Chatbots With Attitude

Enhancing Chatbot Interactions Through Dynamic Personality Infusion

ACM CUI 2024
Nikola Kovacevic, Tobias Boschung, Christian Holz, Markus Gross, and Rafael Wampfler
Chatbots With Attitude

Abstract

Equipping chatbots with personality has the potential of transforming user interactions from mere transactions to engaging conversations, enhancing user satisfaction and engagement. In this work, we infuse chatbot personalities by dynamically adapting chatbot responses using GPT-4 based on a dedicated chatbot personality model.

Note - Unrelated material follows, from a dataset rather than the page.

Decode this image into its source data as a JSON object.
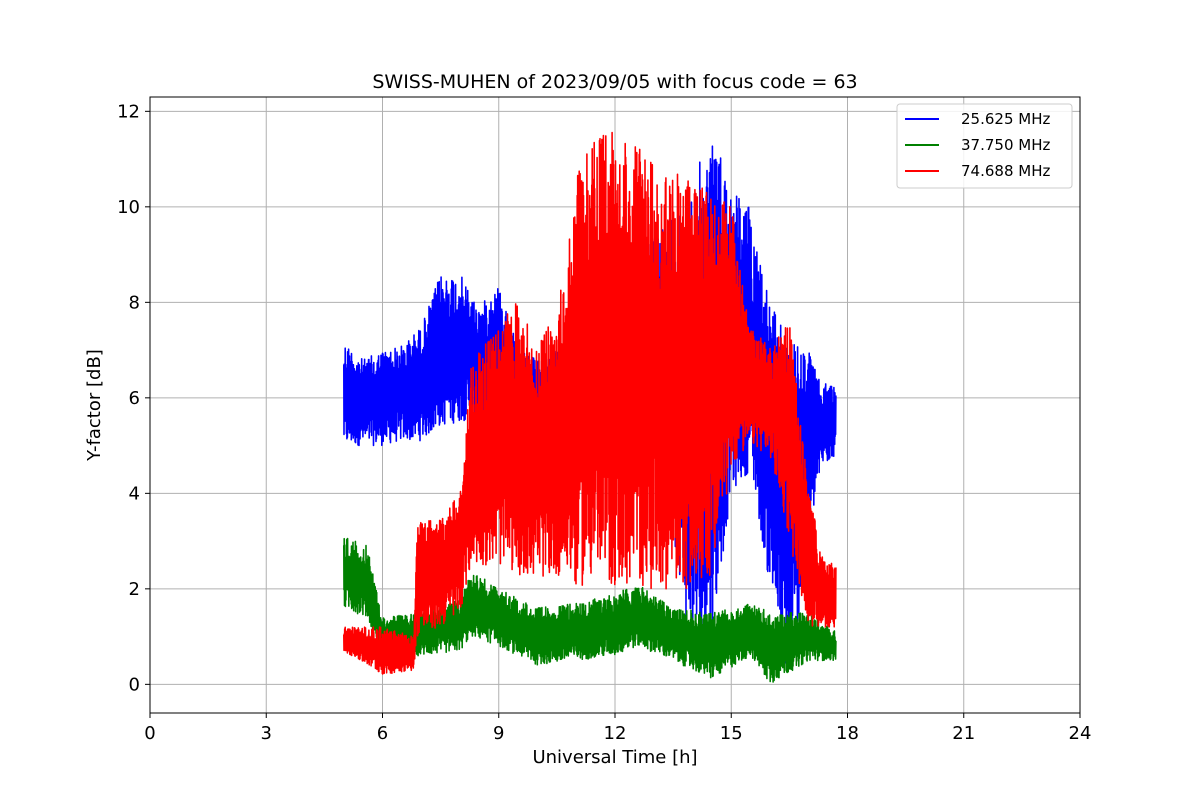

This novel intermediate stage between the chatbot and the user allows to adjust the chatbot’s response without altering the chatbot’s semantic capabilities. To test the effectiveness of our personality infusion, we first collected human-chatbot conversations from 33 participants while they interacted with three LLM-based chatbots (GPT-3.5, Llama-2 13B, and Mistral 7B). Then, we conducted an online rating survey with 725 participants on the collected conversations. We analyze the impact of the personality infusion on the perceived trustworthiness of the chatbots and the suitability of different personality profiles for real-world chatbot use cases. Our work paves the way for dynamic, personalized chatbots, enhancing user trust and real-world applicability.

Reference

Nikola Kovacevic, Tobias Boschung, Christian Holz, Markus Gross, and Rafael Wampfler. Chatbots With Attitude: Enhancing Chatbot Interactions Through Dynamic Personality Infusion. In Proceedings of ACM CUI 2024.